When the machine was powered down, and the silence of the country evening filled the shop, Bunny finally asked, “sweet corn in crap, what the fuck was that?”

“It was better than the alternative, setting her on fire – in Japanese folklore -” began Coffin.

“No,” the bottle-wielder interrupted, “I mean why did the bogeywoman just walk under the newspaper all by herself?”

“Well,” said Will, “she lived for hundreds of years as the last of of her kind, and she knew she wouldn’t even be that if someone found out who she was.

“Even for a being like that it’s tough to be alone. That’s why she was chatting up that cannibal, but, like she told me back at her place, how long can someone discuss cooking? Especially with a cow?

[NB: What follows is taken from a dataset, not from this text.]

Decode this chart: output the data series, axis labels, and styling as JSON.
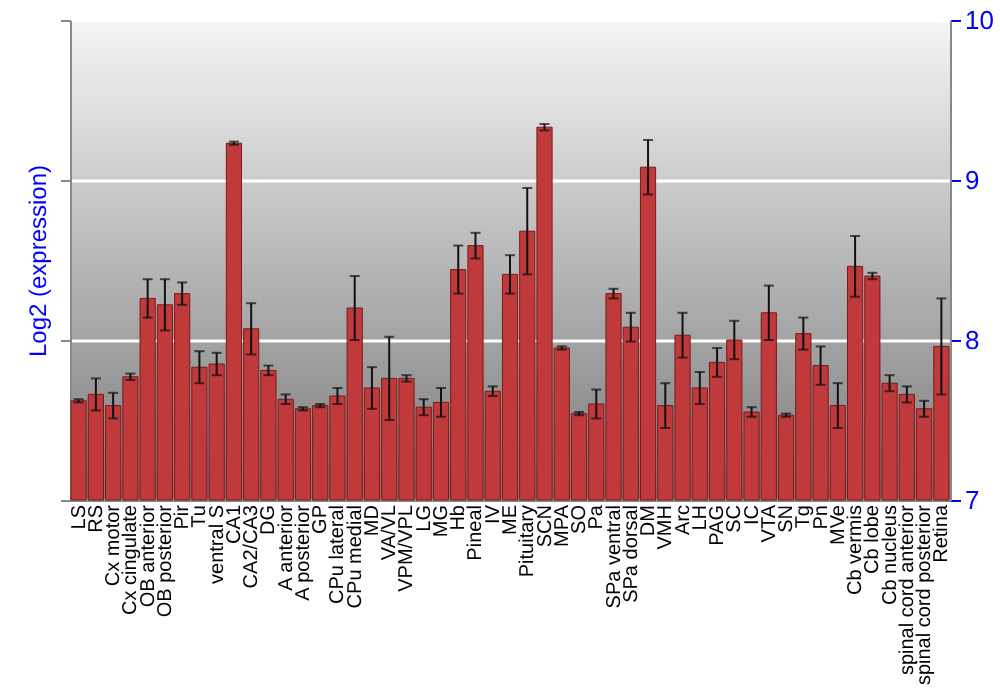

”She’d been carrying those egg sacks around her neck for decades and as far as she knew they were never going to hatch. Even the old folks home – which must have seemed like a fridge full of wizened TV dinners – had stopped having any allure.

“Her loneliness stacked up. That’s what put her in the seat.”

Captain Morgan did a brief headstand, and the quiet returned.

Finally, Bunny said, “well, shit, I’ll have to start spreading some vicious gossip about that huge furry fucker living in the stairwell.”

Despite the scene before them, despite the unpleasant work of the day, and even despite his own dour nature, Will’s throat gave out a single surprised laugh.

Reaching for the light switch he replied, “I think I saw a dairy bar with a liquor license a few dozen miles back on the main road. I’ll buy you a shake.”